When the defense attorneys decide they want to look at specific medical records the plaintiff’s lawyer hasn’t already provided, the plaintiff often has to give authorization allowing the release of further medical information. Because of privacy regulations, each authorization must be specific to the facility, so the plaintiff might have to sign a lot of forms.
Sometimes the defense asks for medical information by issuing a subpoena to a facility. If they take this route, they have to notify the plaintiff’s attorney. If the request is for something inappropriate or irrelevant, the attorney can try to block the subpoena or review records first to protect the plaintiff’s privacy.
Normally, the defense can also have its own medical expert examine the plaintiff. This step is called an "independent medical examination." The plaintiff’s attorney helps arrange such an exam and should protect the client from any improprieties, such as medical tests that aren’t related to the plaintiff’s claims.

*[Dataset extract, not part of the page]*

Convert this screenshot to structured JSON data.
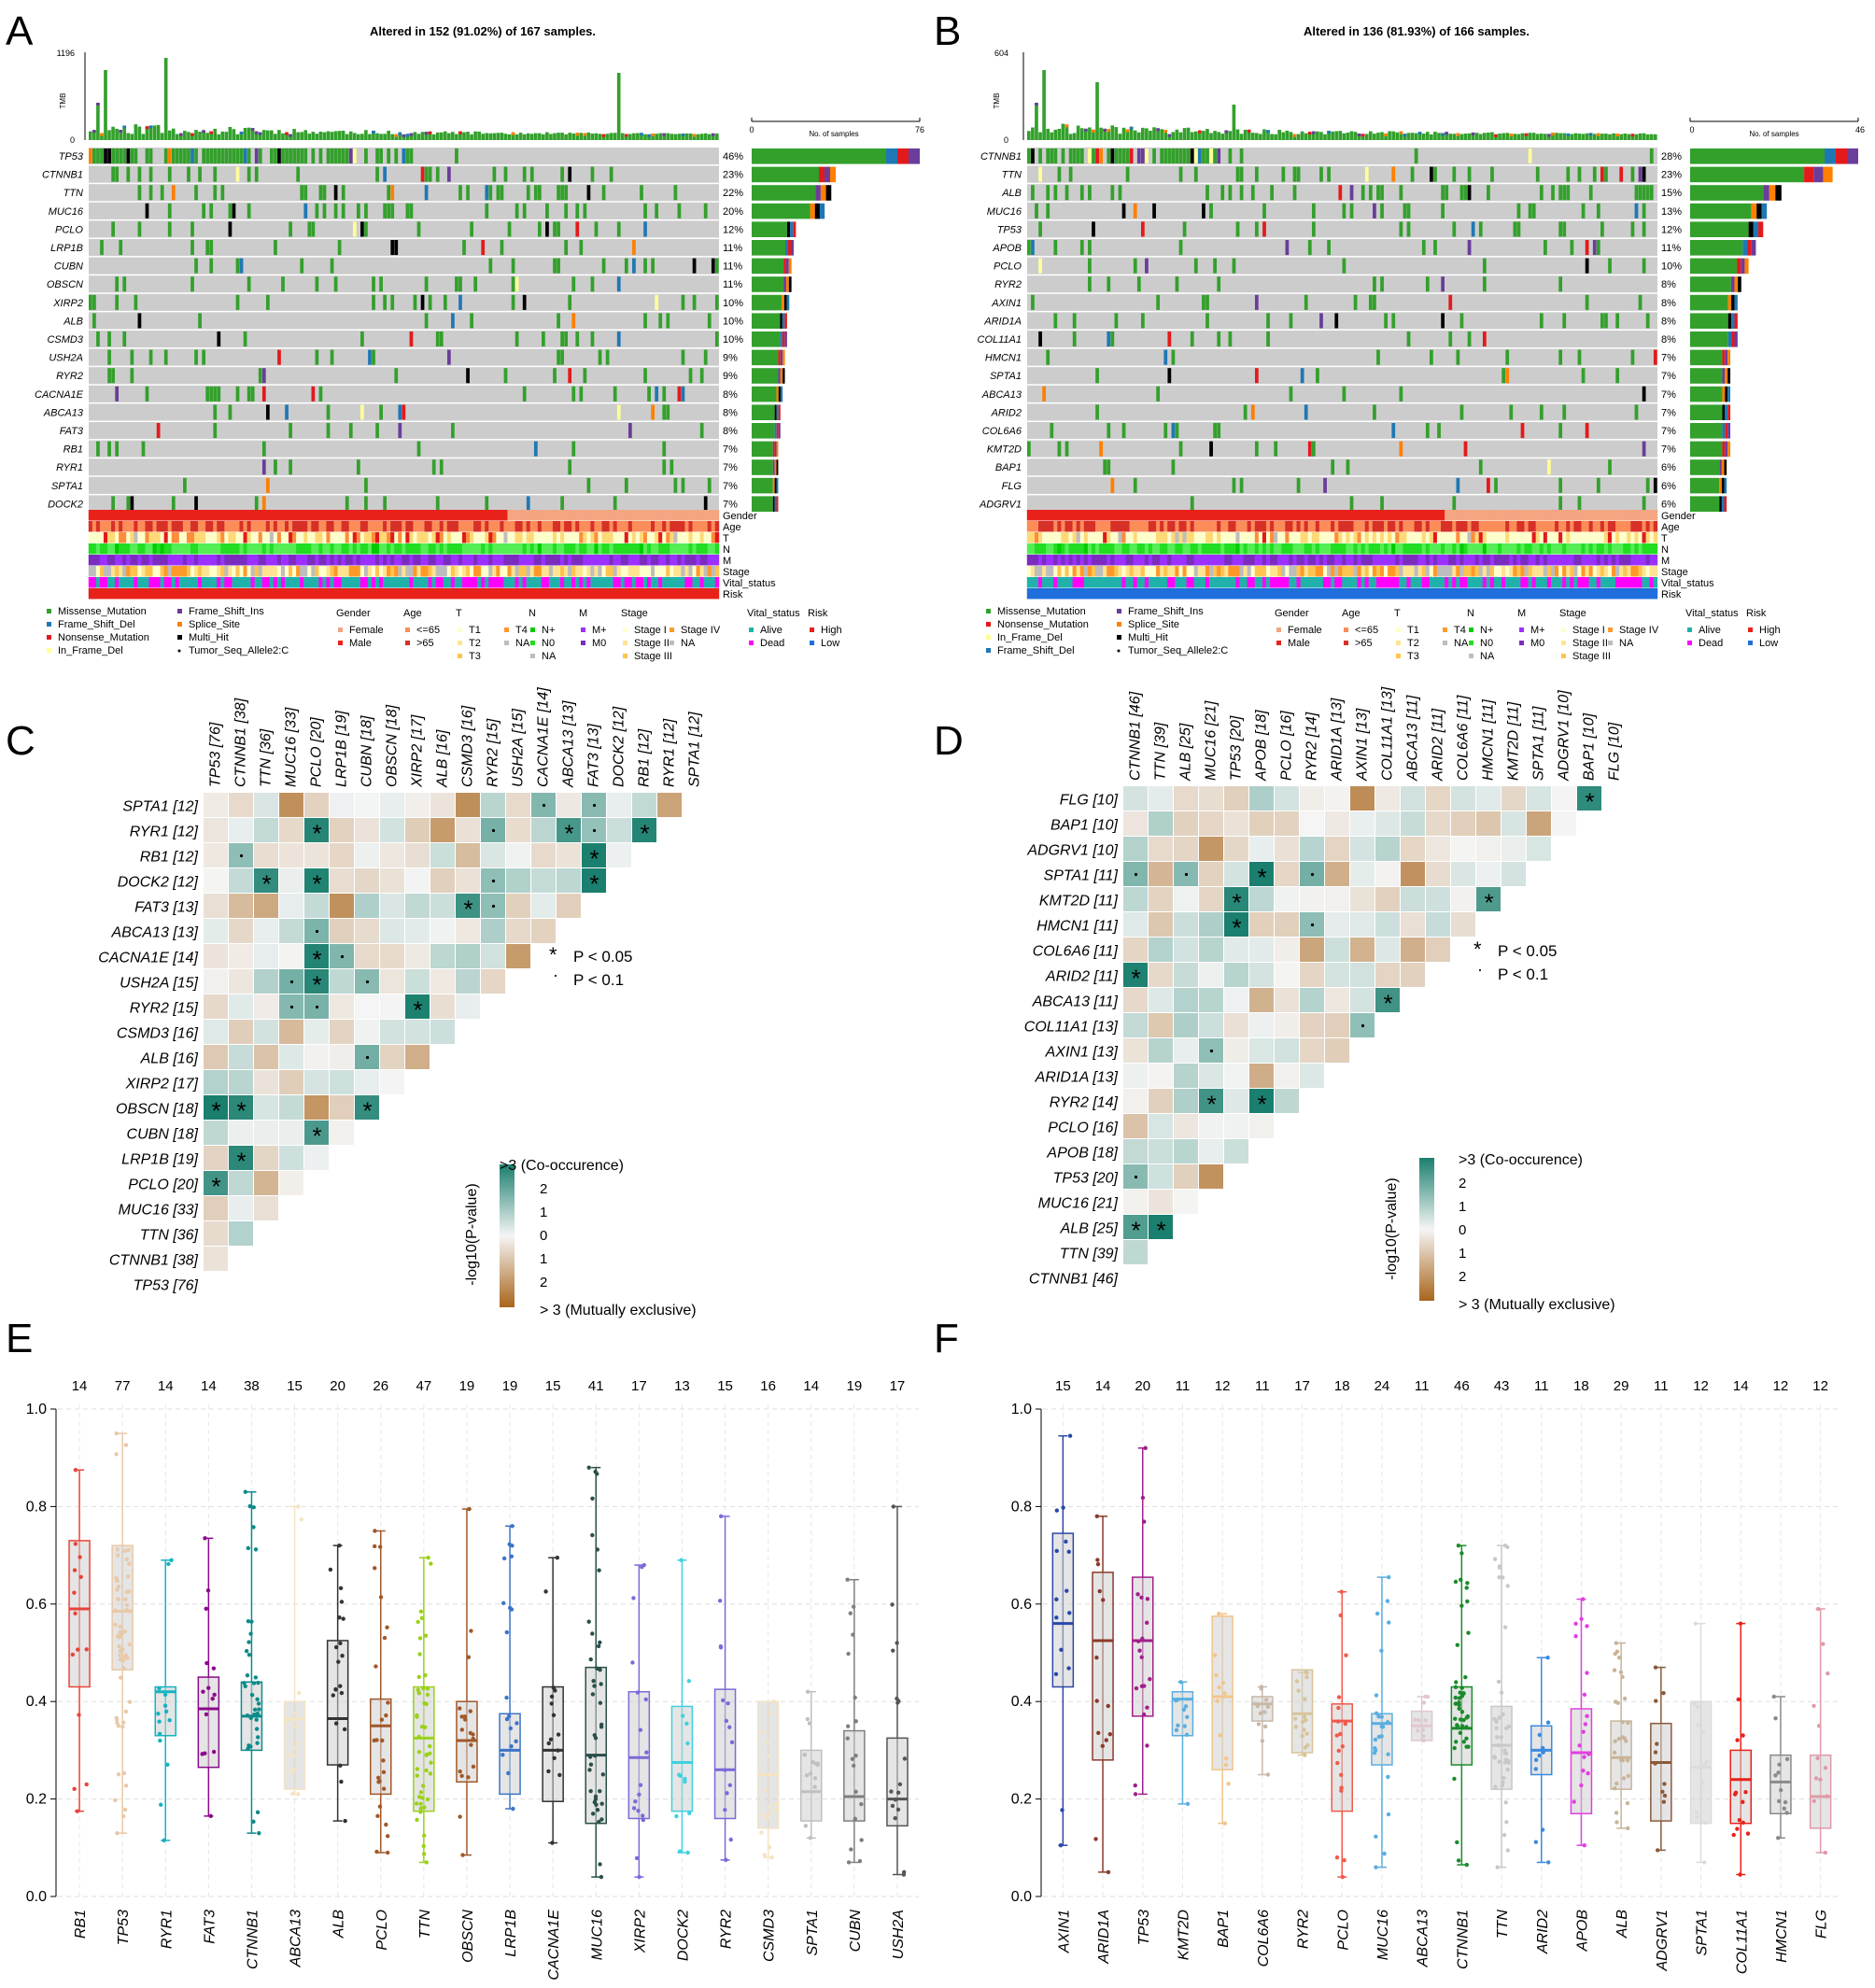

If you have a ranitidine case, and it gets to the point of a deposition (or even trial), the defense will ask you about your health, your diagnosis, and your treatment. Sometimes plaintiffs’ deposition (and trial) answers differ from their written answers to interrogatories because of a mistake in memory. These small discrepancies are normal and extremely unlikely to affect the plaintiff’s case. If you have a case, you don't need to prove that your diagnosis is correct or even understand the medical details; expert witnesses will weigh in on those subjects.
If you’re considering filing a lawsuit over Zantac® or ranitidine, you should consult an attorney as soon as reasonably possible. An experienced lawyer will be able to explain the law as it applies to your situation.